Not all women were as satisfied. The women in the National Organization for Women caucus said they are unhappy with Carter and the Democratic party. The women in the NOW caucus said they were dissatisfied that the full-employment plank of the platform failed to speak specifically about the problems of women. They also disliked the compromise for future conventions that encouraged delegations to promote and not require that 50 per cent of the delegates be women.
Rep. Elizabeth Holtzman '62 from New York, however, disagreed with women who objected to the platform. She cited ample provision for day care centers in the platform, and didn't feel in general that women's issues were left out.

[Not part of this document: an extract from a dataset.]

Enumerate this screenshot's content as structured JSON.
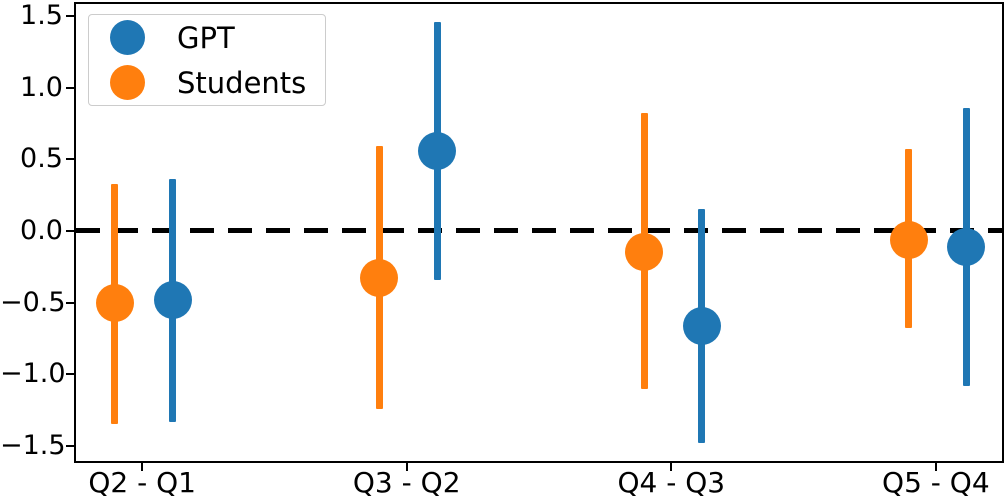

She said she believes that it really doesn't matter how you state that you want delegations to act affirmatively. the most important consideration, she said, is the people administering the rules. "Even the clearest law won't be fully upheld," she snorted, if the people in charge of making affirmative action happen are prejudiced against women.
Albert Friedman, a Hasidic delegate from New York, said he speaks for some at the convention when he says that talk of requiring a certain percentage of women smacks of a quota system. He is opposed to quotas in any form, he adds.
Whatever the consequences of the promote vs. require debate, John Kenneth Galbraith, professor Emeritus, said he believes that women and young people have made permanent inroads in the party structure because of a series of campaign reforms. The primary system in particular, he said, has done away with many professional politicians, because the system encourages candidates to commit themselves early, something they don't like to do. He said he would be surprised if many people at the convention were here for the first time. "There is a very low proportion of professionals here," he said. "There is no better way to open the convention to youths than the primary system, which is something that The Harvard Crimson approves of."